In support of the draft IEEE 802.15.4 standard being driven by the ZigBee Alliance - an association of companies working together to enable reliable, cost-effective, low power, wirelessly networked, monitoring and control products based on an open global standard - Motorola Inc. is delivering hardware and software samples to several development partners. In fact, the company was the first to demonstrate ZigBee 2.4 GHz wireless networking technology at the ZigBee Alliance European Open House in Berlin, Germany, in June 2003. Furthermore, engineering samples of the comprehensive, standard-compliant Motorola solution are expected to be available in November.


A void in the wireless networking spectrum is filled by the IEEE 802.15.4 standard as it empowers designers to create products with low cost, very low power and highly flexible wireless networking capabilities. ZigBee-enabled products are engineered to allow businesses to automate, control and wirelessly connect their enterprise systems.

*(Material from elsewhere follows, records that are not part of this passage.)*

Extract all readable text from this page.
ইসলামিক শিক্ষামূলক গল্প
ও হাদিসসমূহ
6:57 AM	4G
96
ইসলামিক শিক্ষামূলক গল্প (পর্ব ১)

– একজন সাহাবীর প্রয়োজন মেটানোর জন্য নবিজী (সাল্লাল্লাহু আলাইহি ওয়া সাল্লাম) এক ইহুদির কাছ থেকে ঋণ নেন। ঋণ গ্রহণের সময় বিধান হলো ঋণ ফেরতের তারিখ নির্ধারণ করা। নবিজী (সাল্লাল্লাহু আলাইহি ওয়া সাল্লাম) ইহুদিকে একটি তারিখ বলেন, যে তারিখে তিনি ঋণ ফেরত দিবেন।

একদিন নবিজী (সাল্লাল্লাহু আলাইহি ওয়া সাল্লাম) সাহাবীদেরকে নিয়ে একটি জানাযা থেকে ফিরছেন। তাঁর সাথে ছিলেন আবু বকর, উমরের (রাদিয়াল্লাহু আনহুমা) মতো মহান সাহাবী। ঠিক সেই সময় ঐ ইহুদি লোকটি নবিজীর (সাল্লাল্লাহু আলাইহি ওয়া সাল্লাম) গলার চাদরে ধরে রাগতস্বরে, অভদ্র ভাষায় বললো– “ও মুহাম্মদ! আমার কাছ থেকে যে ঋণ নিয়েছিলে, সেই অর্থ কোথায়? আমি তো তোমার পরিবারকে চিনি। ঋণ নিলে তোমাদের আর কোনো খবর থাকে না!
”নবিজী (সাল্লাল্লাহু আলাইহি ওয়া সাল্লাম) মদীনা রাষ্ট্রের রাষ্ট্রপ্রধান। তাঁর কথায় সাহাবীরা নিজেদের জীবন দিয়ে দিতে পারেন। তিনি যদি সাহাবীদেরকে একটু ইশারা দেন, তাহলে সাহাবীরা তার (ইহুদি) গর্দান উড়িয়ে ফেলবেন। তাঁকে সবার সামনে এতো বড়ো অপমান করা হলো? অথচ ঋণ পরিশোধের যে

The IEEE 802.15.4 standard details the Physical Layer (PHY) and Medium Access Control (MAC) specifications, and offers the building blocks for different types of networking - star, mesh and cluster tree. Motorola's MAC/PHY 802.15.4 solution is designed to support the global 2.4 GHz band at data rates of up to 250 kbps over air. The PHY is enabled with an RF transceiver data modem and a number of features have been incorporated to allow flexibility for engineers incorporating ZigBee into their products. An on-chip power management circuit can manage power sources from 2.0 to 3.6 V.

The transceiver integrates a power amplifier, a LNA with filtering, and is engineered to support multiple power-down states. A standard serial peripheral interface can connect with the host controller to send and receive digitised data packets, and a MAC code is offered for use with an extensive family of microcontrollers.